A new generation of cardio machines have the ability to convert their users’ energy into power and deliver it to the grid. Exercise enthusiasts now have more motivation as they count the watt-hours on the screens of their stationary bikes and treadmills.
Technology advances have made it easier for families to produce electricity with their own muscles. Instead of running on an old-school treadmill or riding a spin bike, you can ideally combine new gym equipment with commercial-grade batteries and pair the energy from your workout with the output from the solar power generated on your roof.
Startups are springing up in developed markets with fitness gear that can gradually give back some of the cost. At a reasonable pace, users of pedal-power generators can create enough juice for a classic, 100 W light bulb or even more.
If a home is equipped to supply electricity to the grid, which makes it a prosumer, it has the possibility to install hi-tech devices like stationary or recumbent bikes and make an unconventional form of renewable energy by exercising. Early versions have been around for decades.
From gyms to homes
SportsArt, founded in Taiwan more than four decades ago, hit the market with a line of products several years ago with an eye on gyms. The company has just introduced a high-end solution with compact devices for smaller spaces including multifamily housing, but also a design for homes.
Imaginarium has added a power-producing gym to its rooftop solar power plant and small wind turbines
An art and science center in Rochester, New York, installed the cardio machines in a gym in 2016 and combined them with its rooftop photovoltaic system and two small wind turbines.

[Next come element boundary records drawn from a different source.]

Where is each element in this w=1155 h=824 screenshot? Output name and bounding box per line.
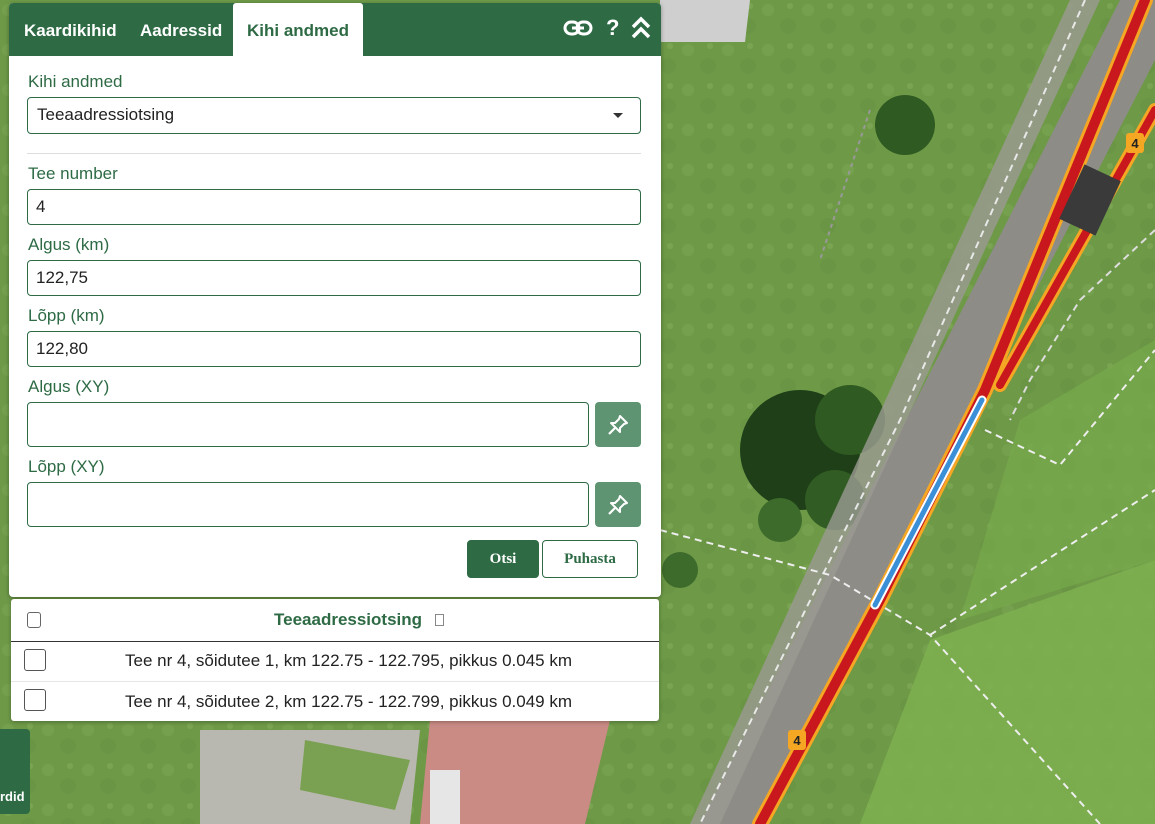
start-xy-input[interactable] [27,402,589,447]
results-table: Teeaadressiotsing Tee nr 4, sõidutee 1, … [11,599,659,721]
table-row[interactable]: Tee nr 4, sõidutee 1, km 122.75 - 122.79… [11,641,659,681]
collapse-icon-svg [631,16,651,39]
layer-data-panel: Kaardikihid Aadressid Kihi andmed ? Kihi… [9,3,661,597]
start-km-label: Algus (km) [28,235,110,254]
panel-tabbar: Kaardikihid Aadressid Kihi andmed ? [9,3,661,56]
start-xy-label: Algus (XY) [28,377,110,396]
tab-kihi-andmed[interactable]: Kihi andmed [233,3,364,56]
end-km-input[interactable] [27,331,641,367]
chevron-down-icon [613,113,623,118]
layer-select-value: Teeaadressiotsing [37,105,175,124]
double-chevron-up-icon[interactable] [631,16,651,46]
road-number-input[interactable] [27,189,641,225]
end-xy-label: Lõpp (XY) [28,457,105,476]
tab-kaardikihid[interactable]: Kaardikihid [24,3,117,56]
map-corner-button-label: rdid [0,789,25,804]
pin-picker-icon [608,494,628,515]
form-divider [27,153,641,154]
map-corner-button[interactable]: rdid [0,729,30,814]
end-xy-input[interactable] [27,482,589,527]
table-row[interactable]: Tee nr 4, sõidutee 2, km 122.75 - 122.79… [11,681,659,722]
layer-label: Kihi andmed [28,72,123,91]
search-button[interactable]: Otsi [467,540,539,578]
end-km-label: Lõpp (km) [28,306,105,325]
clear-button[interactable]: Puhasta [542,540,638,578]
link-icon[interactable] [563,17,593,45]
results-header: Teeaadressiotsing [11,599,659,642]
road-shield-label-2: 4 [793,733,801,748]
row-checkbox[interactable] [24,689,46,711]
layer-select[interactable]: Teeaadressiotsing [27,97,641,134]
results-title: Teeaadressiotsing [274,610,423,629]
tab-aadressid[interactable]: Aadressid [140,3,222,56]
row-text: Tee nr 4, sõidutee 2, km 122.75 - 122.79… [125,692,572,711]
road-number-label: Tee number [28,164,118,183]
results-header-icon[interactable] [435,614,444,626]
start-xy-pick-button[interactable] [595,402,641,447]
help-icon[interactable]: ? [606,15,619,41]
road-shield-label: 4 [1131,136,1139,151]
row-checkbox[interactable] [24,649,46,671]
end-xy-pick-button[interactable] [595,482,641,527]
link-icon-svg [563,20,593,36]
row-text: Tee nr 4, sõidutee 1, km 122.75 - 122.79… [125,651,572,670]
pin-picker-icon [608,414,628,435]
select-all-checkbox[interactable] [27,612,41,628]
start-km-input[interactable] [27,260,641,296]
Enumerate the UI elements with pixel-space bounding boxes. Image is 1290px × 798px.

One of the most important elements in Imaginarium’s gym is motivation, as power consumption and production are shown on a large screen during workout.
Pedaling electricity bill to zero
The goal is to offset some of the carbon footprint and get the electricity tally to zero, though in the said case the latter goal is remote if the entire facility’s consumption is accounted for. One could also add the energy and greenhouse gas emissions for building the structure, together with everything inside and including the gym equipment. But the monthly power bill can be cut significantly.
SportsArt’s treadmills and spin bikes also come with individual displays. Users see so-called human watts, or how much electricity they generate overall, as well as grid watts or what is delivered to the power distribution system.
The Green Microgym has a similar concept while K-Tor manufactures portable devices with pedals and hand cranks that enable users to, say, activate their phones when the battery dies.